RE-Bench (short for Research Engineering Benchmark) is a benchmark for evaluating the frontier AI research-and-development capabilities of large language model agents, developed by the nonprofit METR (Model Evaluation and Threat Research). It measures how well AI agents perform on open-ended machine-learning research-engineering tasks and compares their performance directly against human experts working under matched time budgets [1][2]. RE-Bench is unusual among AI evaluations in pairing a suite of realistic, hand-built engineering environments with a large dataset of human-expert attempts, allowing a like-for-like comparison rather than a purely automated score [1]. The benchmark was introduced in a November 2024 paper led by Hjalmar Wijk and 22 coauthors, later published as a spotlight at the International Conference on Machine Learning (ICML) 2025 [1][3].
RE-Bench version 1 consists of seven challenging, open-ended ML research-engineering environments together with data from 71 eight-hour attempts by 61 distinct human experts [1]. Each environment presents an agent (or a human) with a concrete engineering goal, a basic starting solution, and a scoring function that can be evaluated repeatedly during a run. The benchmark is designed so that progress is measurable on a continuous scale rather than as a single pass or fail, which makes it possible to track partial credit and to compare how scores improve as more time is spent [1][2].
The headline finding is that the strongest AI agents tested achieved a score roughly four times higher than human experts when both were limited to a two-hour total time budget per environment, but that humans showed better returns to additional time: they narrowly exceeded the top AI agent at an eight-hour budget and reached about twice the top agent's score at a 32-hour budget [1]. METR frames this contrast as evidence that current frontier models are fast and capable on short, well-specified engineering problems but still fall behind skilled humans on the kind of sustained, iterative work that characterizes real research [2].
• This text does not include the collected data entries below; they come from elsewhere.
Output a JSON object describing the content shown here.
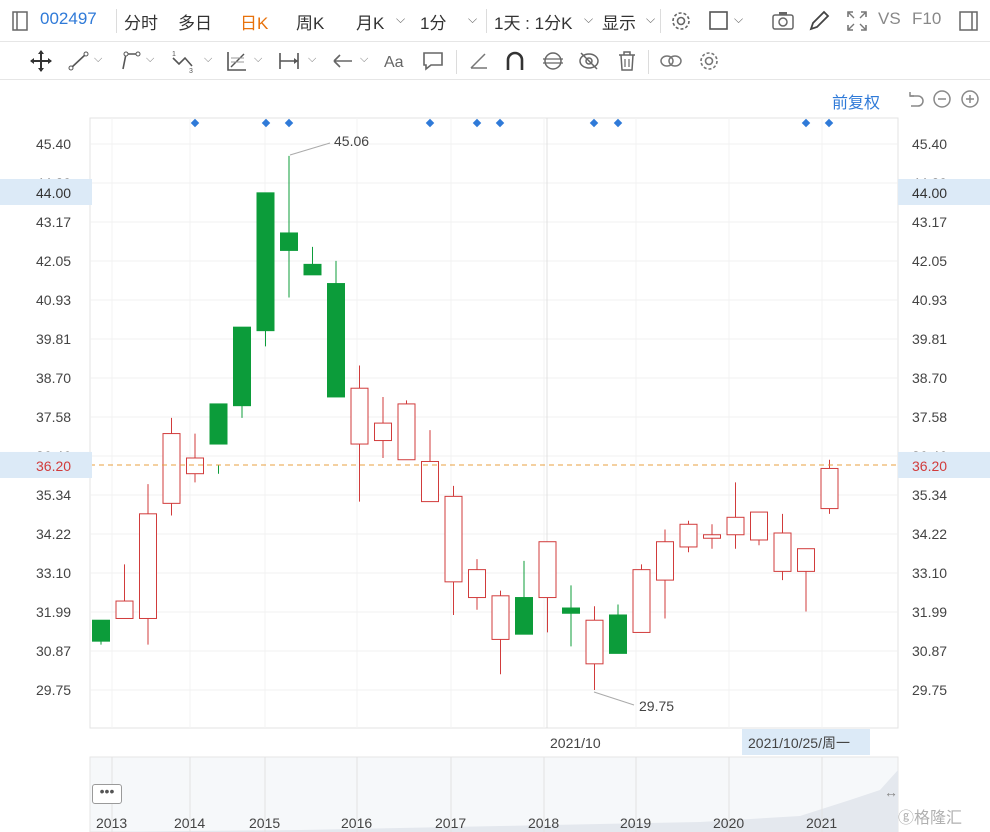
{
  "toolbar": {
    "stock_code": "002497",
    "tabs": [
      "分时",
      "多日",
      "日K",
      "周K",
      "月K",
      "1分",
      "1天 : 1分K",
      "显示"
    ],
    "active_tab": "日K",
    "vs_label": "VS",
    "f10_label": "F10"
  },
  "colors": {
    "accent": "#2f7ad8",
    "active_tab": "#e8720c",
    "up": "#d13b3b",
    "down": "#0c9c3a",
    "crosshair": "#e8a040",
    "highlight_bg": "#dceaf7"
  },
  "drawing_icons": [
    "move-icon",
    "line-icon",
    "polyline-icon",
    "wave-icon",
    "fibonacci-icon",
    "range-icon",
    "arrow-icon",
    "text-icon",
    "comment-icon",
    "ruler-icon",
    "magnet-icon",
    "lock-icon",
    "hide-icon",
    "trash-icon",
    "link-icon",
    "settings-icon"
  ],
  "adjust_label": "前复权",
  "chart_data": {
    "type": "candlestick",
    "y_ticks": [
      "45.40",
      "44.29",
      "43.17",
      "42.05",
      "40.93",
      "39.81",
      "38.70",
      "37.58",
      "36.46",
      "35.34",
      "34.22",
      "33.10",
      "31.99",
      "30.87",
      "29.75"
    ],
    "ylim": [
      29.0,
      46.0
    ],
    "high_label": "45.06",
    "low_label": "29.75",
    "crosshair_price": "36.20",
    "crosshair_upper_price": "44.00",
    "vertical_marker_label": "2021/10",
    "date_label": "2021/10/25/周一",
    "x_labels": [
      "2013",
      "2014",
      "2015",
      "2016",
      "2017",
      "2018",
      "2019",
      "2020",
      "2021"
    ],
    "candles": [
      [
        31.75,
        31.15,
        31.05,
        31.7,
        32.1
      ],
      [
        31.8,
        32.3,
        31.8,
        33.35,
        34.25
      ],
      [
        31.8,
        34.8,
        31.05,
        35.65,
        36.4
      ],
      [
        35.1,
        37.1,
        34.75,
        37.55,
        38.05
      ],
      [
        35.95,
        36.4,
        35.7,
        37.1,
        37.6
      ],
      [
        37.95,
        36.8,
        35.95,
        36.2,
        39.8
      ],
      [
        40.15,
        37.9,
        37.55,
        38.05,
        40.95
      ],
      [
        44.0,
        40.05,
        39.6,
        40.35,
        44.0
      ],
      [
        42.85,
        42.35,
        41.0,
        45.06,
        42.85
      ],
      [
        41.95,
        41.65,
        41.95,
        42.45,
        41.4
      ],
      [
        41.4,
        38.15,
        38.15,
        42.05,
        38.15
      ],
      [
        36.8,
        38.4,
        35.15,
        39.05,
        38.4
      ],
      [
        36.9,
        37.4,
        36.4,
        38.15,
        36.9
      ],
      [
        36.35,
        37.95,
        36.35,
        38.05,
        36.35
      ],
      [
        35.15,
        36.3,
        35.15,
        37.2,
        35.1
      ],
      [
        32.85,
        35.3,
        31.9,
        35.6,
        32.85
      ],
      [
        32.4,
        33.2,
        32.05,
        33.5,
        32.4
      ],
      [
        31.2,
        32.45,
        30.2,
        32.6,
        31.2
      ],
      [
        32.4,
        31.35,
        31.35,
        33.45,
        31.35
      ],
      [
        32.4,
        34.0,
        31.4,
        34.0,
        32.4
      ],
      [
        32.1,
        31.95,
        31.0,
        32.75,
        32.1
      ],
      [
        30.5,
        31.75,
        29.75,
        32.15,
        30.5
      ],
      [
        31.9,
        30.8,
        30.8,
        32.2,
        30.8
      ],
      [
        31.4,
        33.2,
        31.4,
        33.35,
        31.4
      ],
      [
        32.9,
        34.0,
        31.8,
        34.35,
        32.9
      ],
      [
        33.85,
        34.5,
        33.7,
        34.6,
        33.85
      ],
      [
        34.1,
        34.2,
        33.8,
        34.5,
        34.1
      ],
      [
        34.2,
        34.7,
        33.8,
        35.7,
        34.2
      ],
      [
        34.05,
        34.85,
        33.9,
        34.85,
        34.05
      ],
      [
        33.15,
        34.25,
        32.9,
        34.8,
        33.15
      ],
      [
        33.15,
        33.8,
        32.0,
        33.8,
        33.15
      ],
      [
        34.95,
        36.1,
        34.8,
        36.35,
        34.95
      ]
    ],
    "candle_fields": [
      "open",
      "close",
      "low",
      "high",
      "body_bottom"
    ]
  }
}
METR is an independent nonprofit that studies whether frontier AI systems pose catastrophic risks through dangerous autonomous capabilities, and it conducts pre-deployment evaluations that feed into model system cards for several leading labs [2][4]. A recurring concern in frontier AI safety policy is the prospect that AI systems could automate large parts of AI research and development, potentially accelerating their own improvement. METR argues that despite this concern there were few realistic evaluations of AI R&D ability, and essentially none that offered a direct, calibrated comparison to human performance [1][2].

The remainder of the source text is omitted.